Em outra entrevista, para a TV Globo, na quarta-feira, Sampaio falou de outro amor de Dom, o amor pela natureza.

Segundo ela, para o marido, “Deus é natureza, ele encontrava Deus na natureza”.

“O que eu acho que o Dom gostaria é que as pessoas conhecessem a Amazônia que ele conheceu, que ele amava tanto.
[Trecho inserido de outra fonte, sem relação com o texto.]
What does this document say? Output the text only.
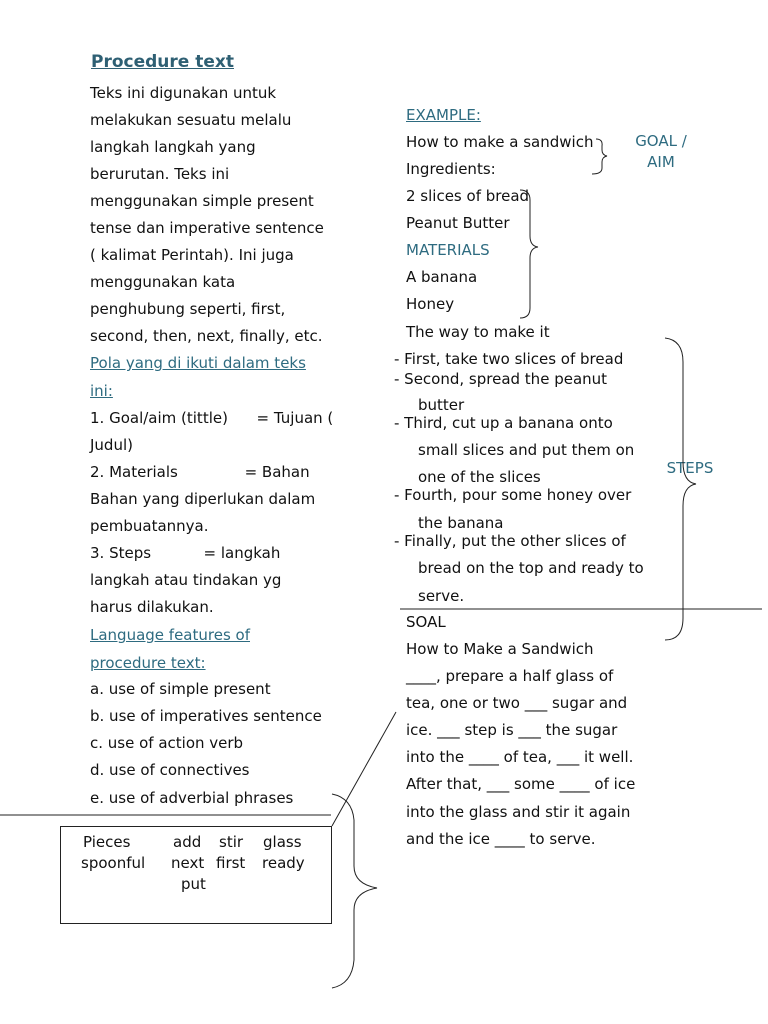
Procedure text
Teks ini digunakan untuk
melakukan sesuatu melalu
langkah langkah yang
berurutan. Teks ini
menggunakan simple present
tense dan imperative sentence
( kalimat Perintah). Ini juga
menggunakan kata
penghubung seperti, first,
second, then, next, finally, etc.
Pola yang di ikuti dalam teks
ini:
1. Goal/aim (tittle)      = Tujuan (
Judul)
2. Materials              = Bahan
Bahan yang diperlukan dalam
pembuatannya.
3. Steps           = langkah
langkah atau tindakan yg
harus dilakukan.
Language features of
procedure text:
a. use of simple present
b. use of imperatives sentence
c. use of action verb
d. use of connectives
e. use of adverbial phrases
Pieces	add stir glass
spoonful next first ready
put
EXAMPLE:
How to make a sandwich
Ingredients:
2 slices of bread
Peanut Butter
MATERIALS
A banana
Honey
The way to make it
GOAL /
AIM
- First, take two slices of bread
- Second, spread the peanut
butter
- Third, cut up a banana onto
small slices and put them on
one of the slices
- Fourth, pour some honey over
the banana
- Finally, put the other slices of
bread on the top and ready to
serve.
STEPS
SOAL
How to Make a Sandwich
____, prepare a half glass of
tea, one or two ___ sugar and
ice. ___ step is ___ the sugar
into the ____ of tea, ___ it well.
After that, ___ some ____ of ice
into the glass and stir it again
and the ice ____ to serve.
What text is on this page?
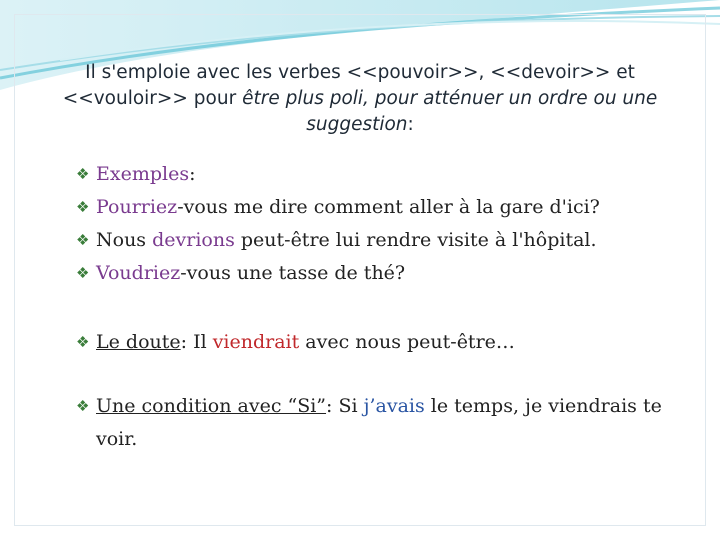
Il s'emploie avec les verbes <<pouvoir>>, <<devoir>> et <<vouloir>> pour être plus poli, pour atténuer un ordre ou une suggestion:
❖ Exemples:
❖ Pourriez-vous me dire comment aller à la gare d'ici?
❖ Nous devrions peut-être lui rendre visite à l'hôpital.
❖ Voudriez-vous une tasse de thé?
❖ Le doute: Il viendrait avec nous peut-être…
❖ Une condition avec “Si”: Si j’avais le temps, je viendrais te voir.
Afinal, a gente só cuida do que conhece, do que ama — então a proteção viria como consequência”, disse Sampaio para a BBC News Brasil.

Enquanto muitos estrangeiros e até mesmo brasileiros tratam a Amazônia como um espaço hostil e impenetrável, ele se admirava com a relação de indígenas com o bioma e o via como um lugar de beleza e fartura.

O deslumbramento do britânico com a floresta transborda na longa reportagem de 2018, quando Dom participou da expedição com Bruno Pereira para monitorar um grupo de indígenas isolados no Vale do Javari.

A missão, escreve o jornalista, ocorreu num momento em que os indígenas enfrentavam as maiores ameaças em décadas, “com dragas de garimpo de ouro altamente poluentes entrando nos rios a leste, pecuaristas se aproximando dos limites ao sul, e gangues de pescadores comerciais se aventurando no centro” de seu território.

Apesar das tensões, o texto tem momentos de puro deleite e encantamento, como quando Dom menciona a visão de “uma enorme, rara árvore de mogno, se espalhando majestosamente por um trecho de floresta espaçoso, manchado de sol”.

Ou quando descreve meninos indígenas que haviam batido “em uma colmeia para afugentar as abelhas” e depois compartilhavam “seu favo de mel vermelho-ferrugem, pingando mel doce e selvagem”.

“Para eles, esta não é uma selva proibida, mas um vasto supermercado orgânico cujas mercadorias estão escondidas para os não iniciados”, escreveu o britânico.

Onde muitos veem mato, Dom aprendeu a ver mata.